1. “If we are saved by God’s grace, then why do we need spiritual disciplines such as regular prayer, meditation, study, and the rest?” How would you answer this person?

2. “I’ll tell you why some people leave traditional Christianity for various cults and movements. It takes too simple a view of salvation. People inherently want to play a part in their own salvation. They like to think they have earned it.” What are your thoughts on that statement?

3. If we truly believe that God forgives us freely for Jesus’ sake, then why do so many Christians carry burdens of guilt?

4. What does the concept of being “set free in Christ” mean to you?

II Check the Texts

1. Jeremiah 31:31-34

The idea of a covenant is very basic to biblical religion. In a covenant, a superior (e.g., the LORD) establishes a relationship with an inferior (e.g., Israel) based on a good act the superior has done for the inferior (e.g., deliverance from bondage in Egypt). In this relationship, the inferior owes total loyalty to the superior and seals the relationship by following certain rules (e.g., Ten Commandments).

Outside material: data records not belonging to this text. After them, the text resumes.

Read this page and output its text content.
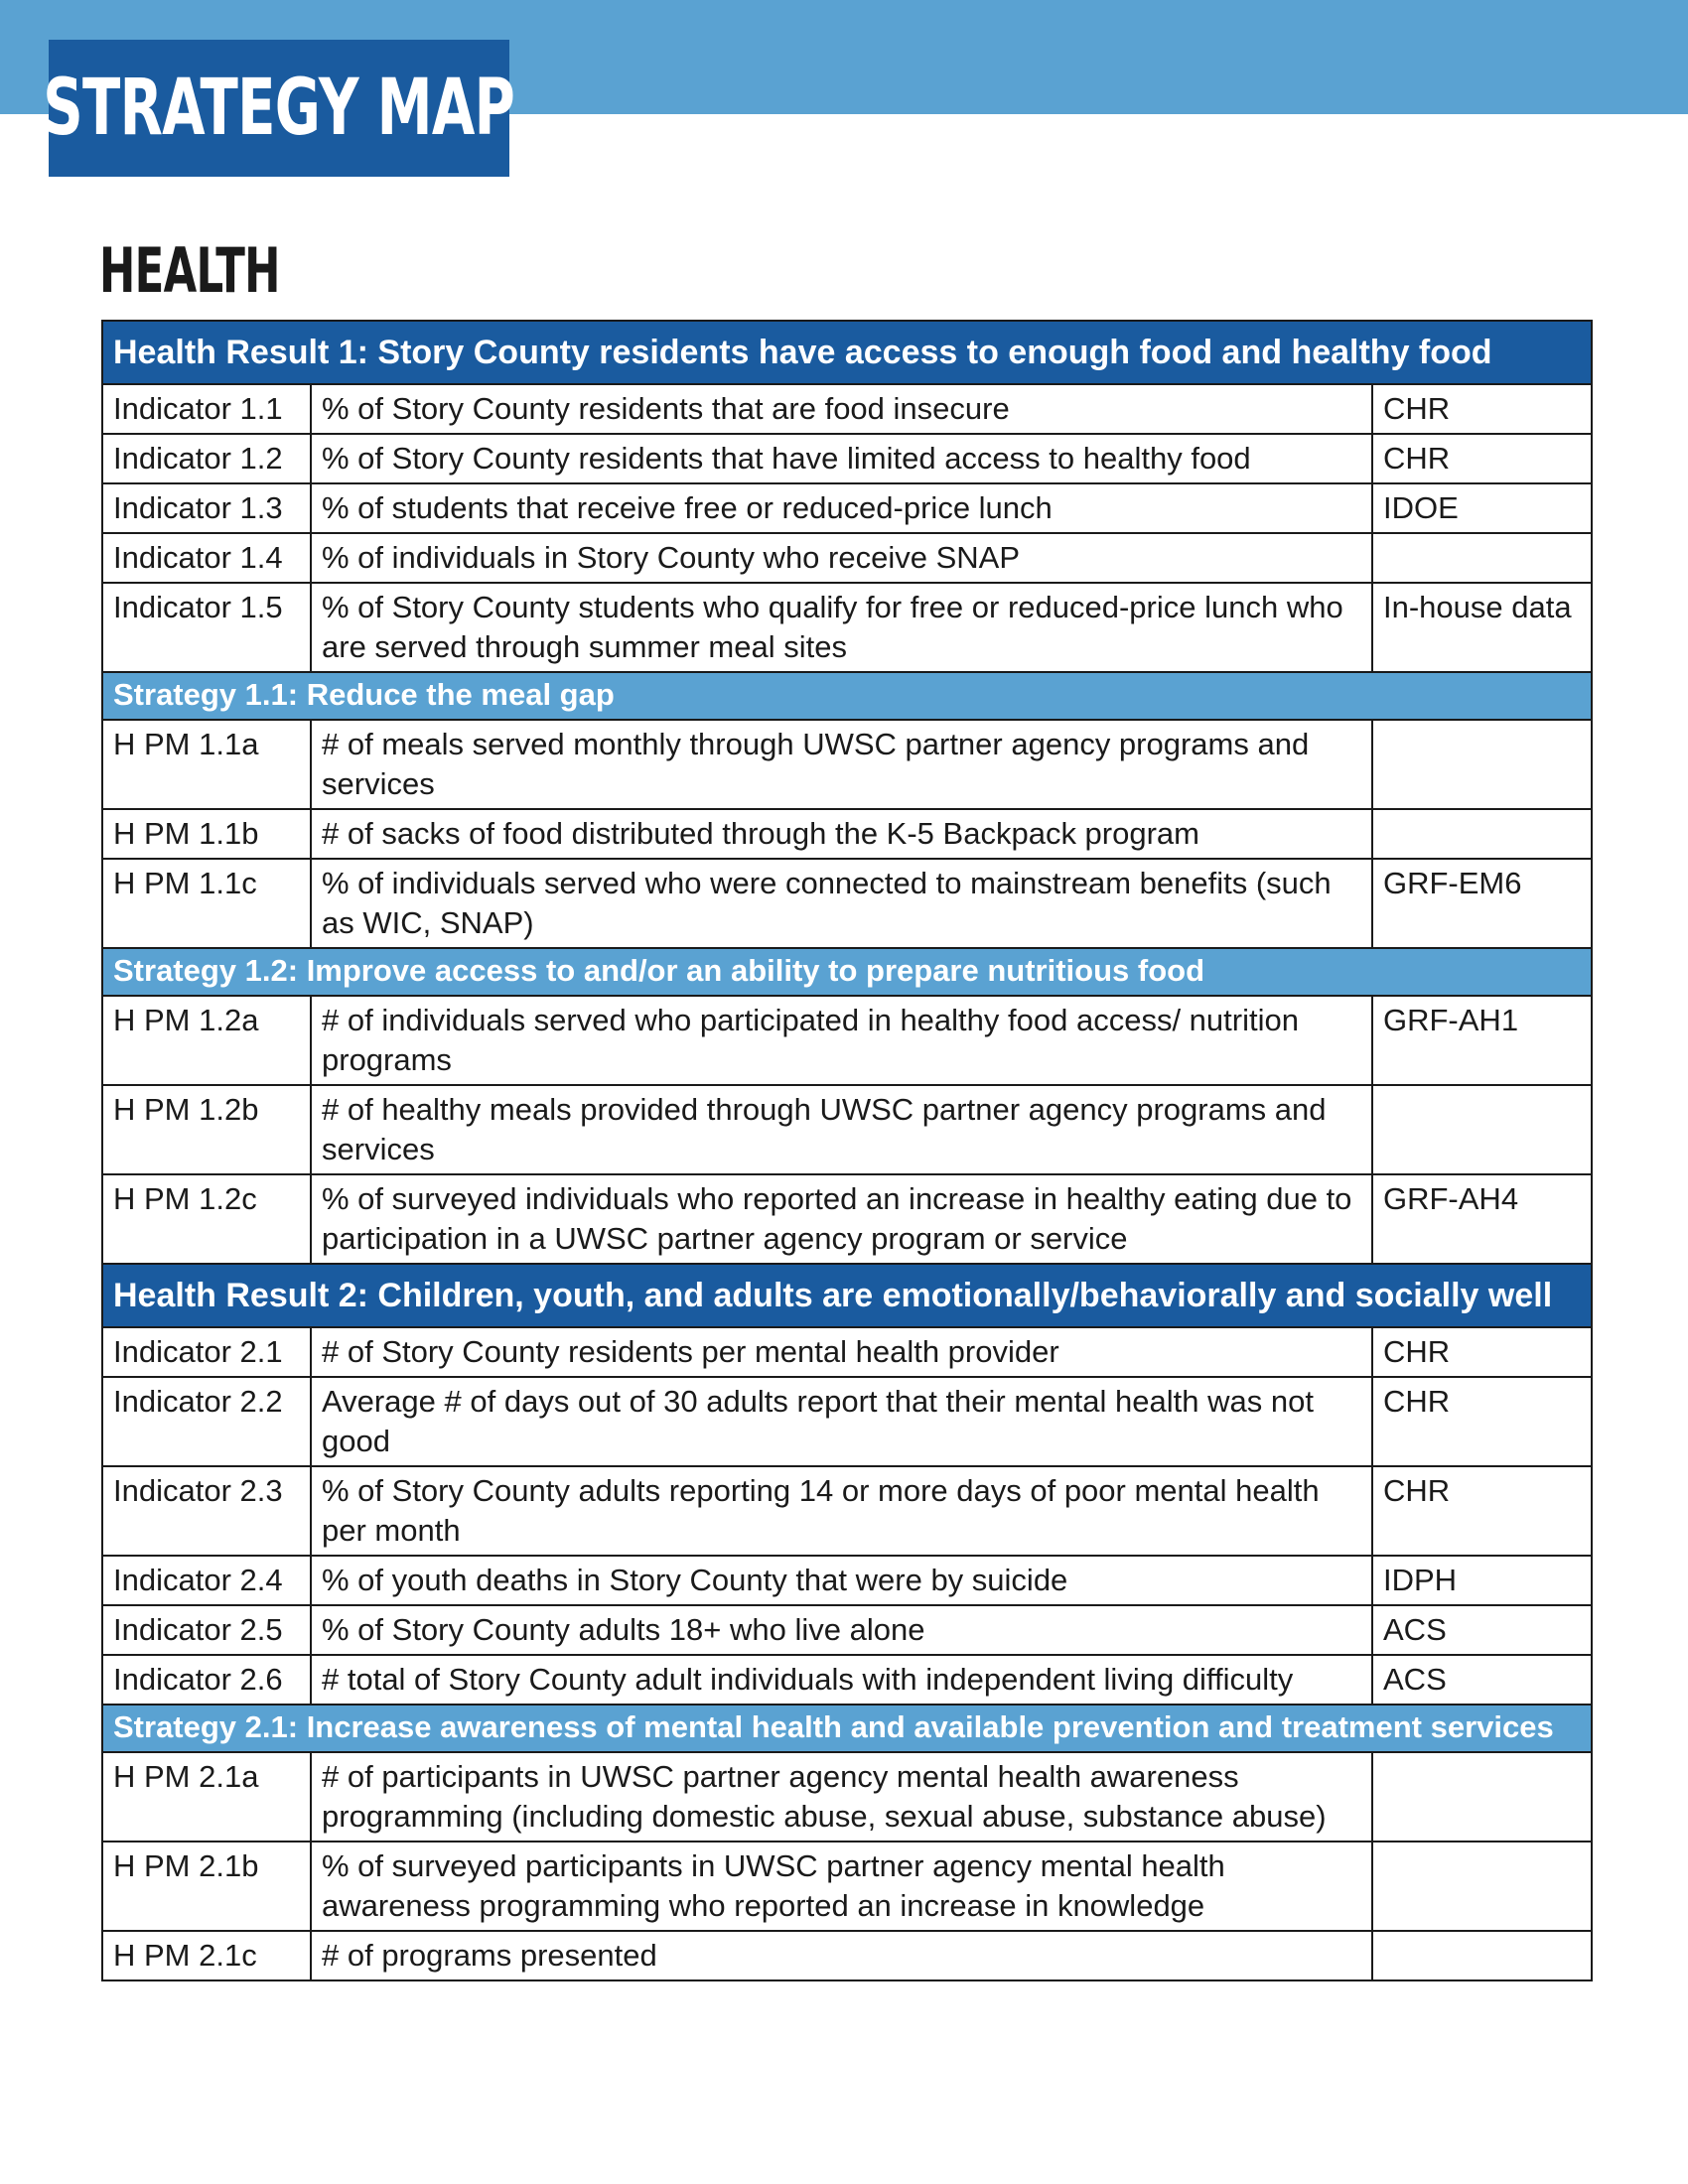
STRATEGY MAP
HEALTH
Health Result 1: Story County residents have access to enough food and healthy food		
Indicator 1.1	% of Story County residents that are food insecure	CHR
Indicator 1.2	% of Story County residents that have limited access to healthy food	CHR
Indicator 1.3	% of students that receive free or reduced-price lunch	IDOE
Indicator 1.4	% of individuals in Story County who receive SNAP	
Indicator 1.5	% of Story County students who qualify for free or reduced-price lunch who are served through summer meal sites	In-house data
Strategy 1.1: Reduce the meal gap		
H PM 1.1a	# of meals served monthly through UWSC partner agency programs and services	
H PM 1.1b	# of sacks of food distributed through the K-5 Backpack program	
H PM 1.1c	% of individuals served who were connected to mainstream benefits (such as WIC, SNAP)	GRF-EM6
Strategy 1.2: Improve access to and/or an ability to prepare nutritious food		
H PM 1.2a	# of individuals served who participated in healthy food access/ nutrition programs	GRF-AH1
H PM 1.2b	# of healthy meals provided through UWSC partner agency programs and services	
H PM 1.2c	% of surveyed individuals who reported an increase in healthy eating due to participation in a UWSC partner agency program or service	GRF-AH4
Health Result 2: Children, youth, and adults are emotionally/behaviorally and socially well		
Indicator 2.1	# of Story County residents per mental health provider	CHR
Indicator 2.2	Average # of days out of 30 adults report that their mental health was not good	CHR
Indicator 2.3	% of Story County adults reporting 14 or more days of poor mental health per month	CHR
Indicator 2.4	% of youth deaths in Story County that were by suicide	IDPH
Indicator 2.5	% of Story County adults 18+ who live alone	ACS
Indicator 2.6	# total of Story County adult individuals with independent living difficulty	ACS
Strategy 2.1: Increase awareness of mental health and available prevention and treatment services		
H PM 2.1a	# of participants in UWSC partner agency mental health awareness programming (including domestic abuse, sexual abuse, substance abuse)	
H PM 2.1b	% of surveyed participants in UWSC partner agency mental health awareness programming who reported an increase in knowledge	
H PM 2.1c	# of programs presented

A. Does Jeremiah envision a totally new covenant, or is his vision more like a renewal and reinvigoration of the existing covenant with Israel?

B. Read Ezekiel 36:24-28. How does this vision of a restored and renewed Israel compare with Jeremiah’s?

C. How does Jeremiah’s vision of the covenant differ from the former covenant?

2. Romans 3:19-28

Paul contrasts faith and law as ways of salvation. By “law” he means the Jewish law. He has two aims: (1) to demonstrate that Gentiles too are open to God’s salvation, and (2) to challenge Jewish overconfidence in their special relationship with God. Thus, salvation comes not by law (measures belonging to only one people) but by trust in what Christ did (conceived of as being for all peoples everywhere).

A. In verse 20, Paul says that through the law comes knowledge of sin, rather than salvation. How does God’s law make us aware of our sin and alienation from God?

B. How do you understand verse 22a?

C. In verses 23-24, what is the “bad news” and what is the “good news”?

D. In verses 24-25, Paul speaks of “sacrifice of atonement by [Jesus’] blood” and notes that God formerly “passed over the sins [of the people].” What interpretation do you give to these contrasting views of salvation?

3. John 8:31-36

A. In verse 31, the RSV and NRSV have “believed in him,” while the NIV and REB use “believed him.” What difference do these two translations make?

B. What was the political situation of the Jews at this time, and what had it been for the previous three centuries? How then could they make the assertion in verse 33?

C. What in the lesson from Romans 3, above, compares with the statement in verse 34?

III What Does It All Mean?

1. How have you experienced God’s grace in your life this week?

2. What theme(s) ties these lessons together?

3. As a Christian, what does being free mean to you?

4. What’s the difference between going through the forms of our faith and truly having a heartfelt trust in God’s grace? How “heartfelt” must our faith be in order to save us?

5. If you are among all those who have “sinned and fallen short of the glory of God,” how are you capable of doing good works?

6. If Paul places such great store on justification by faith, why does he devote so much space in his letters to exhorting believers to live upright, loving lives?

7. Luther wrote:

“A Christian is a perfectly free lord of all, subject to none.

“A Christian is a perfectly dutiful servant of all, subject to all”

What do you think Luther meant? (See 1 Corinthians 9:19 and Romans 13:8, passages Luther cited.)

IV Into the Week

1. You go home and someone asks, “What did you learn today?” What would you reply?

2. How will you celebrate your freedom this week? How will you express your servanthood?